Finalmente, Jacinta se puso a cocinar. El calor de la estufa y el vapor que se crea en el ambiente cuando llueve hicieron que la casa se sintiera como un sauna. Pero el arroz quedó perfecto. Jacinta, orgullosa, se bañó por tercera vez y se puso un tercer vestido para esperar a Manuel. Manuel llegó serio, la saludó sin mirarla y se sentó en la mesa. Jacinta destapó la olla del arroz y le sirvió un plato. Manuel lo miró con desgano y dijo: “A ver si aprendes a hacer otras cosas, siempre repites las mismas cenas y cualquier hombre se aburre y se cansa. Tráeme una cerveza para pasar la comida”. Jacinta se levantó y sintió de nuevo la sangre corriendo entre sus piernas y se acordó que no se había puesto toalla sanitaria después del tercer baño.
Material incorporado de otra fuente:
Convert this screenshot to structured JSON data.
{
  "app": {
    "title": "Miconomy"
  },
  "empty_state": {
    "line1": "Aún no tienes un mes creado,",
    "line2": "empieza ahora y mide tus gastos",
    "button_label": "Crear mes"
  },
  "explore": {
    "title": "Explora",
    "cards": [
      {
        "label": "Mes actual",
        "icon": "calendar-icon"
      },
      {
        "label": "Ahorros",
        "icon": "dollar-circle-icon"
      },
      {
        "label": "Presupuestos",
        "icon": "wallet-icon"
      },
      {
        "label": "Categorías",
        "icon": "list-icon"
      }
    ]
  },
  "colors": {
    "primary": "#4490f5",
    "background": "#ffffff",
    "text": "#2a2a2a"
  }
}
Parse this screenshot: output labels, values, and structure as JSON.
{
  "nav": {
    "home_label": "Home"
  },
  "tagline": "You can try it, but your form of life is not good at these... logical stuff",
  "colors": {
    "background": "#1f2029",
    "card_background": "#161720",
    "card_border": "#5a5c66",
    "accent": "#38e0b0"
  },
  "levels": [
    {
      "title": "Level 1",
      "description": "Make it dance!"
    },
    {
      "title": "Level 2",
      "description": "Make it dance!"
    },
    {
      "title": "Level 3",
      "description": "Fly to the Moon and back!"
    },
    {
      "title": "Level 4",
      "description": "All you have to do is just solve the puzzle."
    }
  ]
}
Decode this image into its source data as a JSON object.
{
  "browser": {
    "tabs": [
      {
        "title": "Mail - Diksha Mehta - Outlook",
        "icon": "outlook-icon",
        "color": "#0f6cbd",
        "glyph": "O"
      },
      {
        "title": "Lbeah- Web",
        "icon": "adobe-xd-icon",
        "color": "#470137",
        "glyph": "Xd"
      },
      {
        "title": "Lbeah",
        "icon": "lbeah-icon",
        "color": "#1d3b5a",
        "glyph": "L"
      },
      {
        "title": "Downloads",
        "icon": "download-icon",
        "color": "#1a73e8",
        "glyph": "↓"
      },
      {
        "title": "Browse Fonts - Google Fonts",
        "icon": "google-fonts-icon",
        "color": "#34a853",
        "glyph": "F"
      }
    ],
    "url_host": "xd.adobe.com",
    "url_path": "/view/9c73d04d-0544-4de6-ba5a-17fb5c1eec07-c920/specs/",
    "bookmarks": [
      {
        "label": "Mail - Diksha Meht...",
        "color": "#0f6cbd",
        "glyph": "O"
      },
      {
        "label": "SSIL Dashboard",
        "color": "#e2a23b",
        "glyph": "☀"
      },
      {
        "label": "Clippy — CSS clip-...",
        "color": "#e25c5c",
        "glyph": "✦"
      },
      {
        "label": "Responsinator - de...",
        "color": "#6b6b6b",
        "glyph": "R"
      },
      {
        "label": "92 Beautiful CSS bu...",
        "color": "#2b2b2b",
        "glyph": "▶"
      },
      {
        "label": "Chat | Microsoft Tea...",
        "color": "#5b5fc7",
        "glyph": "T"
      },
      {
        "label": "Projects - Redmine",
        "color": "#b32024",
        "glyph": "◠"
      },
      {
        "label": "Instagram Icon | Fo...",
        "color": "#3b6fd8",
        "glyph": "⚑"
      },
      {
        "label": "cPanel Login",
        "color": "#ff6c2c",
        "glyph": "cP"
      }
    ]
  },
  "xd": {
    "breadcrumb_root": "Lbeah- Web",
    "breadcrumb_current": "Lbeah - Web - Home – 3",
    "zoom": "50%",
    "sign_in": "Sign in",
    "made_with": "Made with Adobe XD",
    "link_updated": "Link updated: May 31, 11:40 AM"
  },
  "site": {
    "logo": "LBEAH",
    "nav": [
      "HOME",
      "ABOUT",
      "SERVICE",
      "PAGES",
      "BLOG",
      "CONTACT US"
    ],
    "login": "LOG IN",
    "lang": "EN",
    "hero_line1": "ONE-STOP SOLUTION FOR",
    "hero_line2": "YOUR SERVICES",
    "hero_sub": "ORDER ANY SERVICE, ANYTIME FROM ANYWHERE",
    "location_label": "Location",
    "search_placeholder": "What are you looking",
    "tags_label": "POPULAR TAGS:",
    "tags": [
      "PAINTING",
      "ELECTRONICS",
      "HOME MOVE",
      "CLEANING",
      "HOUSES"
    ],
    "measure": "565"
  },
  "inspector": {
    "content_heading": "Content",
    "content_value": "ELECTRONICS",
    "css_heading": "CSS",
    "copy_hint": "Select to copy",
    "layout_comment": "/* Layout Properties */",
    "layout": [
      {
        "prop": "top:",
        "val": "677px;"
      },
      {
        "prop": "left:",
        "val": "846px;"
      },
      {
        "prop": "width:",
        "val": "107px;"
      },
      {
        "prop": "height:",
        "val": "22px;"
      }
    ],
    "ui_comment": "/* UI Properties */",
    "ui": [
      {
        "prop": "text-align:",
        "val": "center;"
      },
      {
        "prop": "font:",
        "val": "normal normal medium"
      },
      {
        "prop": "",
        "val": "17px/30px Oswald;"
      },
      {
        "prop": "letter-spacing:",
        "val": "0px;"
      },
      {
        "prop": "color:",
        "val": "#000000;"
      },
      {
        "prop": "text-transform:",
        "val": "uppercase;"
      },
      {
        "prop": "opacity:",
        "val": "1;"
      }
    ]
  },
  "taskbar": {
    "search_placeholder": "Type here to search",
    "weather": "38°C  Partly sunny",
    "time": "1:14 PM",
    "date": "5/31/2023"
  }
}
Se desvió de la refrigeradora al baño y escucho un grito de Manuel: “!Jacinta! ¿A dónde vas? ¿Dónde está mi cerveza?!” y Jacinta, acalorada, de mal humor y con el liquido caliente entre las piernas, caminó al refrigerador, sacó una cerveza y se la reventó en la cabeza a Manuel. Manuel cayó hacia atrás y pegó la cabeza del piso. Ella se acercó, lo intentó levantar y al ver que había muerto, se limpió la sangre en el vestido y pensó que el calor sólo se le quitaría afuera. Salió a caminar y observó que llovía de nuevo. Regresó a casa, tomó a Manuel por los pies y lo arrastró hasta el río. Vió cómo se hundía hasta que lo perdió de vista. En ese momento, sintió el agua fresca contra su cuerpo. Se sintió mucho mejor y se le quitó la rabia intensa que la había acompañado todo el día. Su sonrisa desapareció al ver a Manuel a lo lejos, regresando de trabajar y lo escuchó llamándola. Se dió cuenta que estaba metida en el río, completamente vestida, y con manchas de sangre. Recordó que los restos de sangre en sus manos eran del pollo, que nunca preparó porque el calor la estaba volviendo loca. Las manchas del vestido eran su propia sangre, había menstruado sin parar todo el día. Pensó que quizás la hemorragia era una pérdida. Se puso inmensamente triste al saber que Manuel seguía vivo y que le esperaba una vida llena de reclamos. Pero yo, que Manuel, me cuidaría. No hay nada más peligroso que una mujer que ha limpiado sangre todo el día. Y sobre todo sí está en uno de esos días.